For some time, my nerdy passion has been obsessing over the future of journalism. I don’t tell too many people that I spend a good portion of my daily run thinking about what journalists will be expected to do in the future, and, because I major in business, how to make money from a product that is for some reason given away for free. But, I’ll admit here that I sometimes lose sleep planning out a journalism venture that I want to start after college.
Fortunately, I got a peek into what could be the duties of tomorrow’s journalist in a unique experience a few weeks ago.
I received an email from the editor of BuffStampede, a Rivals site — the premier place to find information about recruiting — asking if anyone at the Mustang Daily sports desk would be willing to freelance for him later that week. Seth Jacobs, a four-star linebacker from Arroyo Grande, was announcing where he planned to go to college and Colorado was in play.
This might not make an aerospace engineer slobber like I did, but imagine being asked, on a whim, to design a piece of a plane for Boeing. Just five or six hours of work and a check is in the mail the next day.
Needless to say, I was all over it.
On Wednesday I headed down to Arroyo Grande for the press conference with four crucial elements to the future of journalism: an iPhone (I don’t want to hear complaints from Android users, Apple products are simply far superior for reporters), a Mac laptop, a small digital video camera (I use a Flip camera and tripod) and a Nikon camera for capturing high quality images.
In my assignment, I was asked to provide an article, photos and video for an additional 25 bucks. Gone are the days that separate people from the same media outlet produce the writing, the pictures and the video.
I anticipate a day soon when my iPhone can completely replace the Nikon and the video camera, but the quality isn’t quite where we’d like it to be … for now. As Jacobs’ press conference neared, the editor of the Colorado Rivals site tweeted to his few thousand followers that I (@JJJenkins7) would be tweeting the announcement live and supplementing it with photos I took with my iPhone.
What I didn’t anticipate was my inbox exploding.

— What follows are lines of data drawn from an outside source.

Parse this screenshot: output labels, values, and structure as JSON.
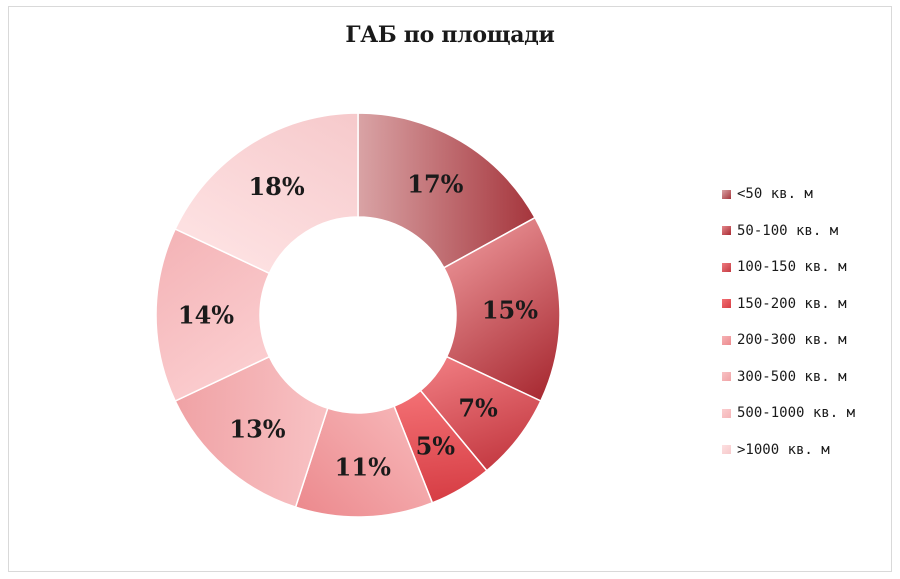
{
  "chart_data": {
    "type": "pie",
    "variant": "donut",
    "title": "ГАБ по площади",
    "categories": [
      "<50 кв. м",
      "50-100 кв. м",
      "100-150 кв. м",
      "150-200 кв. м",
      "200-300 кв. м",
      "300-500 кв. м",
      "500-1000 кв. м",
      ">1000 кв. м"
    ],
    "values": [
      17,
      15,
      7,
      5,
      11,
      13,
      14,
      18
    ],
    "labels": [
      "17%",
      "15%",
      "7%",
      "5%",
      "11%",
      "13%",
      "14%",
      "18%"
    ],
    "colors": [
      {
        "light": "#d9a3a5",
        "dark": "#a5353c"
      },
      {
        "light": "#e4888c",
        "dark": "#a82a32"
      },
      {
        "light": "#ef7b80",
        "dark": "#c43a42"
      },
      {
        "light": "#f37074",
        "dark": "#d63d44"
      },
      {
        "light": "#f6b3b5",
        "dark": "#ec8a8e"
      },
      {
        "light": "#f8c2c4",
        "dark": "#f0a2a5"
      },
      {
        "light": "#fbcdcf",
        "dark": "#f4b4b7"
      },
      {
        "light": "#fde0e1",
        "dark": "#f6c9cb"
      }
    ],
    "legend_position": "right"
  }
}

With each new follower, and I gained about 100 in less than half an hour, I received an e-mail. That feature has since been turned off.

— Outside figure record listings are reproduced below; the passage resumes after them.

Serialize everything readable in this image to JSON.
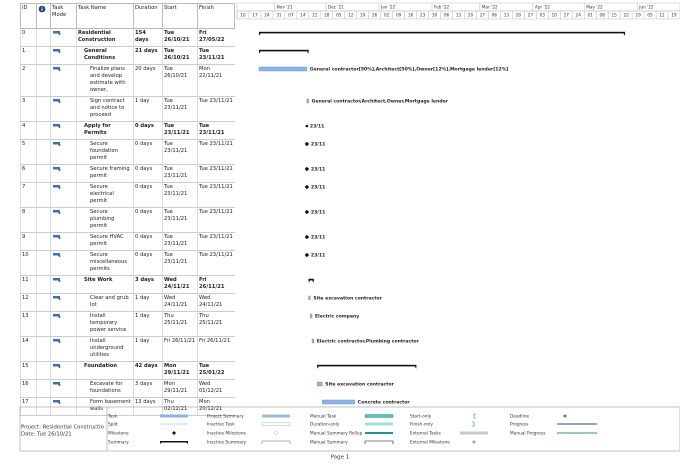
{
  "table": {
    "headers": {
      "id": "ID",
      "mode": "Task Mode",
      "name": "Task Name",
      "duration": "Duration",
      "start": "Start",
      "finish": "Finish"
    },
    "rows": [
      {
        "id": "0",
        "name": "Residential Construction",
        "duration": "154 days",
        "start": "Tue 26/10/21",
        "finish": "Fri 27/05/22",
        "level": 0
      },
      {
        "id": "1",
        "name": "General Conditions",
        "duration": "21 days",
        "start": "Tue 26/10/21",
        "finish": "Tue 23/11/21",
        "level": 1
      },
      {
        "id": "2",
        "name": "Finalize plans and develop estimate with owner,",
        "duration": "20 days",
        "start": "Tue 26/10/21",
        "finish": "Mon 22/11/21",
        "level": 2,
        "resources": "General contractor[50%],Architect[50%],Owner[12%],Mortgage lender[12%]"
      },
      {
        "id": "3",
        "name": "Sign contract and notice to proceed",
        "duration": "1 day",
        "start": "Tue 23/11/21",
        "finish": "Tue 23/11/21",
        "level": 2,
        "resources": "General contractor,Architect,Owner,Mortgage lender"
      },
      {
        "id": "4",
        "name": "Apply for Permits",
        "duration": "0 days",
        "start": "Tue 23/11/21",
        "finish": "Tue 23/11/21",
        "level": 1,
        "resources": "23/11"
      },
      {
        "id": "5",
        "name": "Secure foundation permit",
        "duration": "0 days",
        "start": "Tue 23/11/21",
        "finish": "Tue 23/11/21",
        "level": 2,
        "resources": "23/11"
      },
      {
        "id": "6",
        "name": "Secure framing permit",
        "duration": "0 days",
        "start": "Tue 23/11/21",
        "finish": "Tue 23/11/21",
        "level": 2,
        "resources": "23/11"
      },
      {
        "id": "7",
        "name": "Secure electrical permit",
        "duration": "0 days",
        "start": "Tue 23/11/21",
        "finish": "Tue 23/11/21",
        "level": 2,
        "resources": "23/11"
      },
      {
        "id": "8",
        "name": "Secure plumbing permit",
        "duration": "0 days",
        "start": "Tue 23/11/21",
        "finish": "Tue 23/11/21",
        "level": 2,
        "resources": "23/11"
      },
      {
        "id": "9",
        "name": "Secure HVAC permit",
        "duration": "0 days",
        "start": "Tue 23/11/21",
        "finish": "Tue 23/11/21",
        "level": 2,
        "resources": "23/11"
      },
      {
        "id": "10",
        "name": "Secure miscellaneous permits",
        "duration": "0 days",
        "start": "Tue 23/11/21",
        "finish": "Tue 23/11/21",
        "level": 2,
        "resources": "23/11"
      },
      {
        "id": "11",
        "name": "Site Work",
        "duration": "3 days",
        "start": "Wed 24/11/21",
        "finish": "Fri 26/11/21",
        "level": 1
      },
      {
        "id": "12",
        "name": "Clear and grub lot",
        "duration": "1 day",
        "start": "Wed 24/11/21",
        "finish": "Wed 24/11/21",
        "level": 2,
        "resources": "Site excavation contractor"
      },
      {
        "id": "13",
        "name": "Install temporary power service",
        "duration": "1 day",
        "start": "Thu 25/11/21",
        "finish": "Thu 25/11/21",
        "level": 2,
        "resources": "Electric company"
      },
      {
        "id": "14",
        "name": "Install underground utilities",
        "duration": "1 day",
        "start": "Fri 26/11/21",
        "finish": "Fri 26/11/21",
        "level": 2,
        "resources": "Electric contractor,Plumbing contractor"
      },
      {
        "id": "15",
        "name": "Foundation",
        "duration": "42 days",
        "start": "Mon 29/11/21",
        "finish": "Tue 25/01/22",
        "level": 1
      },
      {
        "id": "16",
        "name": "Excavate for foundations",
        "duration": "3 days",
        "start": "Mon 29/11/21",
        "finish": "Wed 01/12/21",
        "level": 2,
        "resources": "Site excavation contractor"
      },
      {
        "id": "17",
        "name": "Form basement walls",
        "duration": "13 days",
        "start": "Thu 02/12/21",
        "finish": "Mon 20/12/21",
        "level": 2,
        "resources": "Concrete contractor"
      }
    ]
  },
  "timescale": {
    "months": [
      "Nov '21",
      "Dec '21",
      "Jan '22",
      "Feb '22",
      "Mar '22",
      "Apr '22",
      "May '22",
      "Jun '22"
    ],
    "weeks": [
      "10",
      "17",
      "24",
      "31",
      "07",
      "14",
      "21",
      "28",
      "05",
      "12",
      "19",
      "26",
      "02",
      "09",
      "16",
      "23",
      "30",
      "06",
      "13",
      "20",
      "27",
      "06",
      "13",
      "20",
      "27",
      "03",
      "10",
      "17",
      "24",
      "01",
      "08",
      "15",
      "22",
      "29",
      "05",
      "12",
      "19"
    ]
  },
  "legend": {
    "project": "Project: Residential Constructio",
    "date": "Date: Tue 26/10/21",
    "items": [
      "Task",
      "Split",
      "Milestone",
      "Summary",
      "Project Summary",
      "Inactive Task",
      "Inactive Milestone",
      "Inactive Summary",
      "Manual Task",
      "Duration-only",
      "Manual Summary Rollup",
      "Manual Summary",
      "Start-only",
      "Finish-only",
      "External Tasks",
      "External Milestone",
      "Deadline",
      "Progress",
      "Manual Progress"
    ]
  },
  "footer": {
    "page": "Page 1"
  }
}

When Jacobs finally announced his intentions, I had my video camera in front of me, the Nikon in my right hand and my iPhone in the other. Each element plays a crucial role in today’s form of journalism, and now reporters are required to master it all.
The video would give you visual learners a chance to see Jacobs announce. The nice camera takes printable, quality photos for a paper or the web. And the iPhone, my favorite of all tools, is a do-it-all master of the journalism universe.

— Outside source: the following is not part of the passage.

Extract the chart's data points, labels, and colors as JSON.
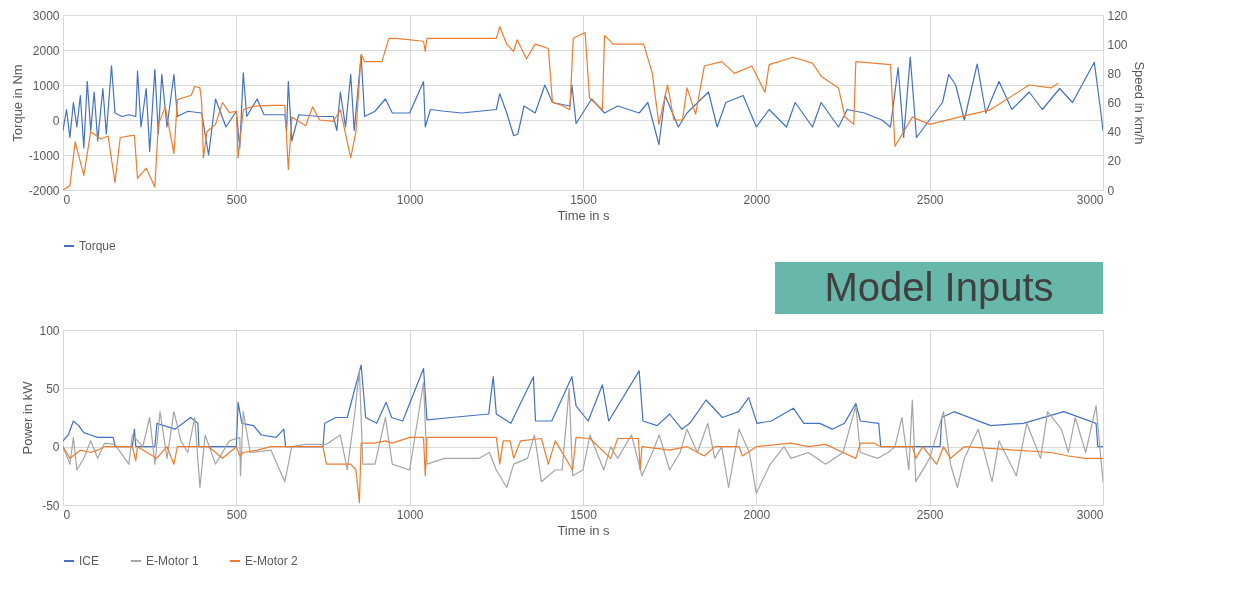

As soon as Jacobs reached for the Oklahoma State hat I snapped a photo with my phone (then quickly whipped out the Nikon) and as fast as you could say hashtag, I posted the pic to Twitter. My new-found followers went into a feeding frenzy of retweets and comments. Interacting with real fans in real time is a unique experience that I didn’t fully understand the importance of until, within 15 minutes (before I had a chance to even talk to Jacobs) my “OSU for Jacobs” tweet and picture had been retweeted 25 times and numerous Cowboy fans were relishing in their good fortune.
I hung out with the Jacobs family and friends for an hour, trying to peel away his mom, grandmother and the man of the hour himself for interviews (recorded, by the way, on my iPhone). Then it was time to work … but, being in Arroyo Grande around dinner time, I grabbed In N’ Out first.
Wanting a relaxing environment to work on my story, I pulled into SLO Donut Company. The term “backpack journalist” came to life as my bag seemed to explode across the bar. Laptop, power cord, iPhone (with cord), photo card reader and my Flip camera were spread across the table in a technological orgy.
For three hours my Mac strained against the onslaught of information, but before the clock hit 11 a 700-word article, a couple edited photos and a video of the announcement made it’s way from my inbox to Rivals.com.
There was no better time for a chocolate pillow (or a real one, for that matter).
This would normally be the time that I would shamelessly self-promote (business people would say market) and post a link to my story, but Rivals is a subscription-only news organization and it costs 100 bucks a year.
I guess that’s just the price of doing business in the new age of journalism. Let’s just hope that money finds a way to trickle down and save the industry.